There’s a strange irony in enterprise security. Organizations have never spent more to defend themselves. Firewalls, endpoint detection, identity platforms, SIEMs. The modern security stack has never been more sophisticated, and the external perimeter has never been better protected.

Yet some of the most damaging breaches don’t come from outside at all.

Roughly 60% of enterprise breaches now involve the human element, whether employees, contractors, or other authorized users operating within legitimate access. Often, these incidents aren’t malicious. They’re negligent.

These are not edge cases. They are the dominant failure mode.

The average incident costs $17.4M to remediate.

In nearly every conversation we had with CISOs over the past year, insider risk ranked as a top-two concern. Almost no one felt their current tools were doing the job.

The problem is about to get orders of magnitude harder.

A Patchwork That Was Never Designed to Work

The tools exist. They just weren’t built for this.

Today’s insider risk programs are assembled from UEBA platforms, IAM tools, DLP, session recording tools, and SIEM stacks. Each covers a slice of the problem; none owns the whole.

These tools were designed around discrete events and static policies. They see what happened. They don’t understand why. The result is programs that are reactive, investigation-heavy, and buried in noise. They explain breaches after the fact rather than preventing them. Significant budget sits trapped in tools that haven’t delivered, and buyers are actively looking for something better.

This isn’t just a tooling gap but an architectural one: a mismatch between how insider risk actually manifests and how security systems were designed to detect it.

Insider risk rarely announces itself in a single moment. It lives in sequences, in the full arc of someone’s behavior that only becomes legible when you connect it across time.

An employee who has been quietly researching competitors, accessing sensitive files they’re authorized to use, and uploading to a personal account hasn’t done anything obviously wrong at any individual step. A risk like this only becomes visible in the arc, and legacy tools were never designed to see it.

Now layer in what’s happening with AI. Employees are routing sensitive data through personal AI tools and delegating tasks to agents operating inside corporate systems. These agents have real access, take real actions, and operate at machine speed but are largely invisible to existing insider risk programs.

As Aviv Nahum, Above’s CEO, puts it, “AI agents are becoming insiders in everything but name.” The perimeter of who, or what, counts as an insider is expanding faster than any existing tool was built to handle.

A New Model for Insider Risk

Above Security is building what this category has needed from the start: a platform that models intent, not just activity, across all actors, machine and human alike.

It connects to the systems where work actually happens: the browser, SaaS applications, collaboration tools, and AI workflows, and continuously builds a behavioral model for each individual identity in the organization. Above’s platform identifies what’s normal for this person (or agent) in this role at this company.

When that context shifts, when sequences of behavior start pointing somewhere concerning, Above surfaces it, not because a rule was tripped, but because the underlying intelligence detects a change.

This produces a quality of signal the market hasn’t experienced before.

Above models behavior longitudinally, anchored in individual context, to eliminate the noise inherent in event-based systems. Without relying on rules, policies, or manual configuration, it surfaces high-fidelity signals so security teams can prioritize and act with confidence.

When risk emerges, Above intervenes in the moment, guiding users in real time before an action is completed rather than alerting after the fact. When investigation is required, it generates a complete, cross-functional evidence trail that is immediately usable by security, HR, legal, and compliance, eliminating workflows that typically take weeks or months.

The foundation they’re building is designed to compound. A deep, longitudinal model of how every identity behaves, human or machine, becomes infrastructure that naturally expands to new threat vectors as the way work evolves.

This is not something incumbents can easily replicate. It requires a fundamentally different data and modeling architecture than event-driven systems were built on.
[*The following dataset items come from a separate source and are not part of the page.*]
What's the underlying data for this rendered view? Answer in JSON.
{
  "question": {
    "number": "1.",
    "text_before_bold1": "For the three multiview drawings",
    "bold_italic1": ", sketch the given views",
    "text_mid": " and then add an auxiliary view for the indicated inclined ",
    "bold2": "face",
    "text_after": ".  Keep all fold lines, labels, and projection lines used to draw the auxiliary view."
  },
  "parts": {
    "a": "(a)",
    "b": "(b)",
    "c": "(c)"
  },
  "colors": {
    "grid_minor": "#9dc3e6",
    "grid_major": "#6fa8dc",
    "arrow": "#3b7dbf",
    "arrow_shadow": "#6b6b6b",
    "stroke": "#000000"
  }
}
Clarity in a Confused Category

Aviv Nahum comes from Israeli intelligence, where behavioral modeling is core to the mission, and has spent his career at the frontier of AI and agentic systems.
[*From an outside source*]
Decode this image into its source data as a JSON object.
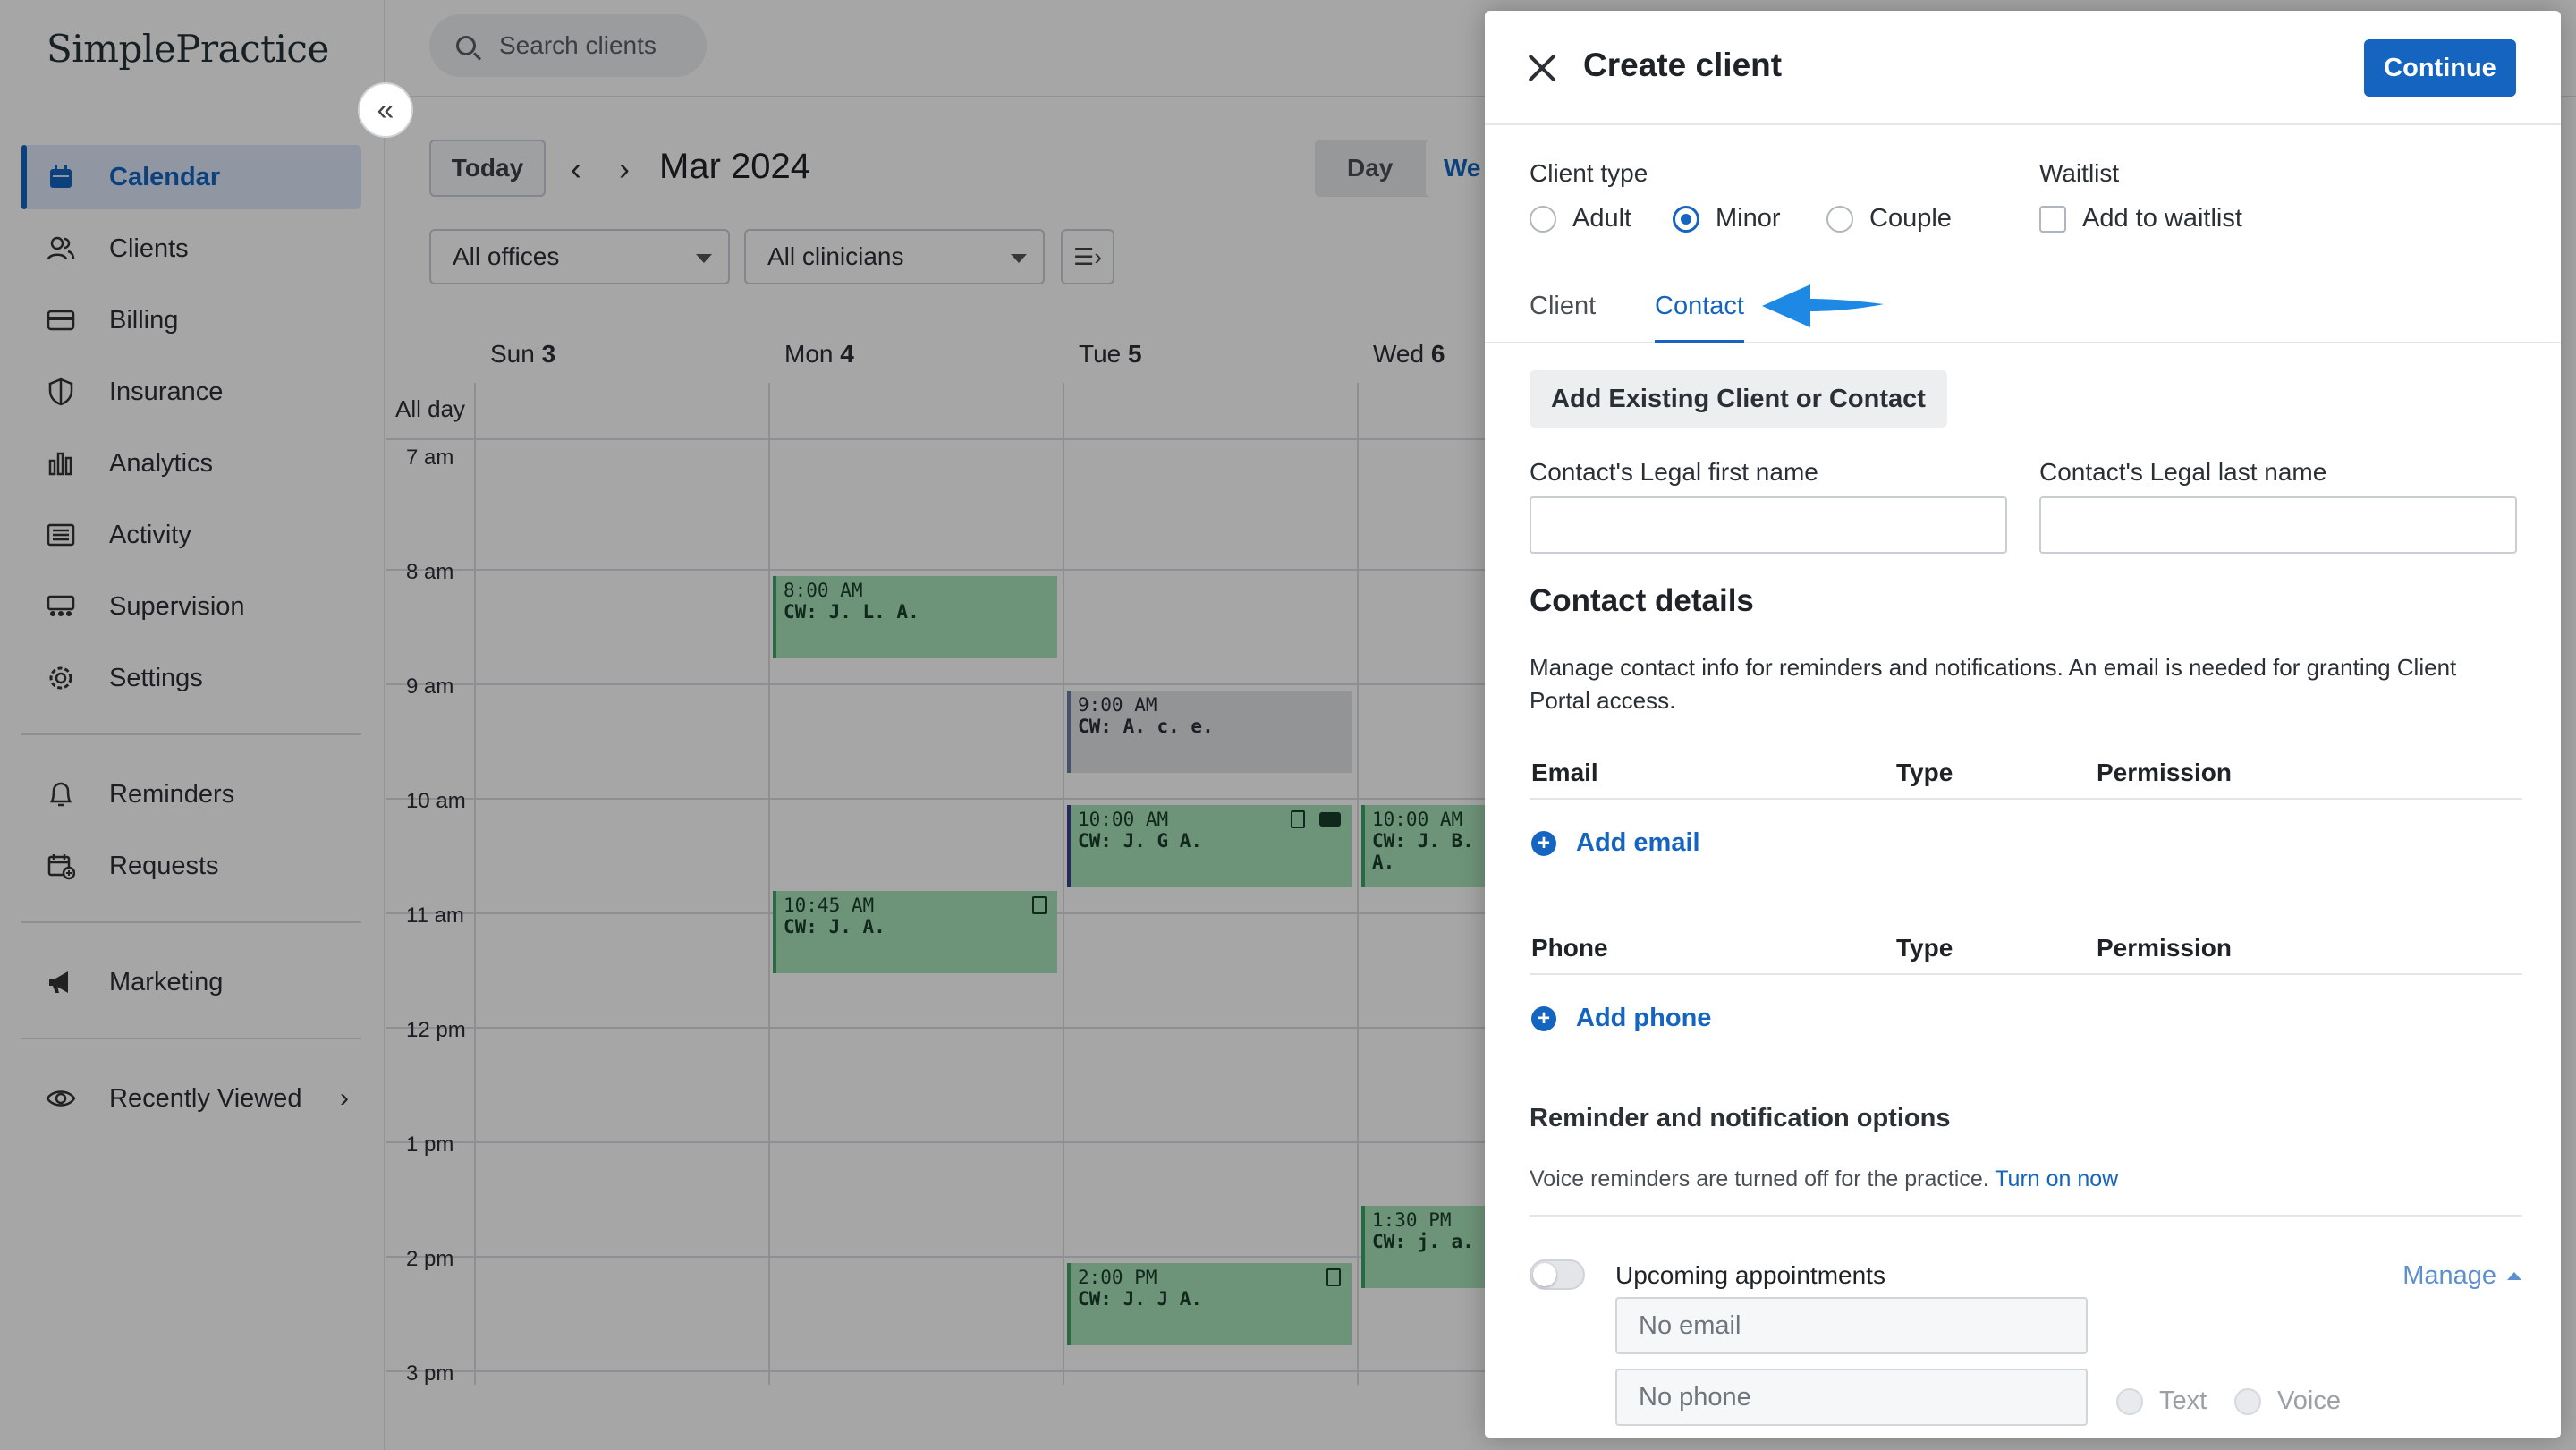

What sets him apart, beyond technical depth, is his clarity of thought. Insider risk is a category defined by confusion, often conflated with DLP, folded into UEBA, and fragmented across legacy silos. Aviv sees the problem with unusual precision: why prior approaches have failed, and exactly where Above fits. We saw this clearly from our first conversation.

Why We Invested

The insider risk category is at an inflection point. Budgets are moving, urgency is high, and the last generation of tools has largely failed.

What the market needs now isn’t another point solution. It’s a platform that owns the behavioral layer, improves over time, and compounds in value the longer it runs.

Above is building that future. We’re proud to partner with Aviv, Amir, and their team.

This article is for informational purposes only and does not constitute investment advice. Jump Capital is an investor in Above Security. Views expressed represent the opinions of the authors and Jump Capital. Forward-looking statements involve risks and uncertainties, and references to specific companies and their capabilities do not constitute investment recommendations or guarantee future performance.